We hadn’t talked to the Cyworld US team in awhile, so we stopped by their San Francisco offices this week to play catch up. The South Korean social network that launched in the U.S. last August, told us they are planning on launching a mobile application for the U.S. market in the first quarter of 2008.
Cyworld is still working out the details, but the application will likely end up as an app for one of the mainstream U.S. carriers. Considering their parent company SK Telecom already has a relationship with Sprint (via Helio) and T-Mobile USA’s parent company in Germany, those two carriers are a good bet for a possible U.S. rollout.
And while the mobile app is awhile away, the company seems to be finally gathering a little traction in the US. At the end of April 2007, Cyworld had a little over one million unique visitors a month, according to comScore. The company also told us it currently has 250,000 members and is growing at about 22% per month.

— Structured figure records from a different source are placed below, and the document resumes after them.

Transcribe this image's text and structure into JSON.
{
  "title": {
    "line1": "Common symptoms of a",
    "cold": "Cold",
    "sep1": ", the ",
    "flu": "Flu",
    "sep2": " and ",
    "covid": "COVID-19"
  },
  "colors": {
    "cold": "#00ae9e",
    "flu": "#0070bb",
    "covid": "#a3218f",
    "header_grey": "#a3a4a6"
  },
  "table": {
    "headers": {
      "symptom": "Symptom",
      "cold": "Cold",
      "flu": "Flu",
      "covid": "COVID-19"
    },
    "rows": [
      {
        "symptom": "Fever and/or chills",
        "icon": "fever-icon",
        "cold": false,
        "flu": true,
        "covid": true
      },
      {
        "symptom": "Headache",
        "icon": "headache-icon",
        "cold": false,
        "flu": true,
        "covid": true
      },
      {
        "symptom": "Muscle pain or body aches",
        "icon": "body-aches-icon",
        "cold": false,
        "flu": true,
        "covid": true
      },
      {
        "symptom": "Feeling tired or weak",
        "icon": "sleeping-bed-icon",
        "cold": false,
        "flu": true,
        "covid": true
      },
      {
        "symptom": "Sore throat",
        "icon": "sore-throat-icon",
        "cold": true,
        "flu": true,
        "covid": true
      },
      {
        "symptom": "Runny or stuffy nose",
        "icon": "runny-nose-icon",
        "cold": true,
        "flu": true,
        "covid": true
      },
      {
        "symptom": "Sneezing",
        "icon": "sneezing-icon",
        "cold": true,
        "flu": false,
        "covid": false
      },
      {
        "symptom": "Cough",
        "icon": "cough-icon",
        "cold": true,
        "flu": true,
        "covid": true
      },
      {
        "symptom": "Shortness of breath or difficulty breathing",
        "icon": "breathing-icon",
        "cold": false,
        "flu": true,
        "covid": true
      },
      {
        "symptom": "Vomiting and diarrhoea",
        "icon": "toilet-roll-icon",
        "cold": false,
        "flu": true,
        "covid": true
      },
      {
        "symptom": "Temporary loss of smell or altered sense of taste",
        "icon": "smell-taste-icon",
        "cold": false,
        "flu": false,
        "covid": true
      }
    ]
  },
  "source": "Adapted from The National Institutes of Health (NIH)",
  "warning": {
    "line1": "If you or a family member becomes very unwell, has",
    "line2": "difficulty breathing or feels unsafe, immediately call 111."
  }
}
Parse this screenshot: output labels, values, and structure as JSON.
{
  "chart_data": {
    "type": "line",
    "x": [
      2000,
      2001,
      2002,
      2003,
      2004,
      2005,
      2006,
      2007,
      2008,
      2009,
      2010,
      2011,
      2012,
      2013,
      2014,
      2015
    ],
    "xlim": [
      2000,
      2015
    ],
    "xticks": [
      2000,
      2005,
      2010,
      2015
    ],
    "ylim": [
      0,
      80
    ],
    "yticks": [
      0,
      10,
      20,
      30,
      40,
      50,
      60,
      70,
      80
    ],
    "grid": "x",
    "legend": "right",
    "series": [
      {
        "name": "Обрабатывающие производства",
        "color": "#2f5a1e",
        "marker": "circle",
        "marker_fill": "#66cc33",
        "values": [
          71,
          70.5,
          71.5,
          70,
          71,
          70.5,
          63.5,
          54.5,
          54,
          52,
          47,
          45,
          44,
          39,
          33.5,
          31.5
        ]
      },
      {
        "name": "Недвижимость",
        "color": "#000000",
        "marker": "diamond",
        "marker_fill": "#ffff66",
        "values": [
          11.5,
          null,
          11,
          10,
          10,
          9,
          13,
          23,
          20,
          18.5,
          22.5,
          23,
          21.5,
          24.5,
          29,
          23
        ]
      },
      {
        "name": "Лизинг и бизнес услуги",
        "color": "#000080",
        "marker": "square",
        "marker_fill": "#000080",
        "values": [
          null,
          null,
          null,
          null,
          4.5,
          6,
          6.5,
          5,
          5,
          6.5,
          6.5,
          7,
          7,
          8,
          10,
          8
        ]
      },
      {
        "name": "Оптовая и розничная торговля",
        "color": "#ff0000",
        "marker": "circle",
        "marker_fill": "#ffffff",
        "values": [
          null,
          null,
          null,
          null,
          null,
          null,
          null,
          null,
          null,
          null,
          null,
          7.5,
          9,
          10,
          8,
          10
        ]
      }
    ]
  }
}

A mobile component could be an important way to bring in revenue for the 10-month old US site, given it will likely have a per month subscription fee. In Korea, Cyworld mobile has brought in over 2.5 million users, who make up the bulk of the country’s mobile to web photo uploads according to this Business 2.0 story.
Cyworld USA Vice President of Marketing and Sales Michael Streefland says the company wanted to launch a U.S. mobile component earlier, but the U.S. mobile market has moved slower than they had expected. “We’ve been dragging our feet on this, because we want to get it right. We commissioned a research report to figure out what Cyworld Mobile would be in the U.S., and we’re still figuring that out.”
While Streefland says they are still working out the details of the mobile app, the company is interested in a transactional, commerce-based element, as well as media services. More than just checking up on their rooms, says Streefland.
Cyworld’s mobile foray into the U.S. will probably follow the same lines as its web play — an interesting move that will be a learning experience for the Korean parent company, but likely not a wild success any time soon. The good news for Cyworld USA is that SK Telecom has a big budget to work on getting the experience right.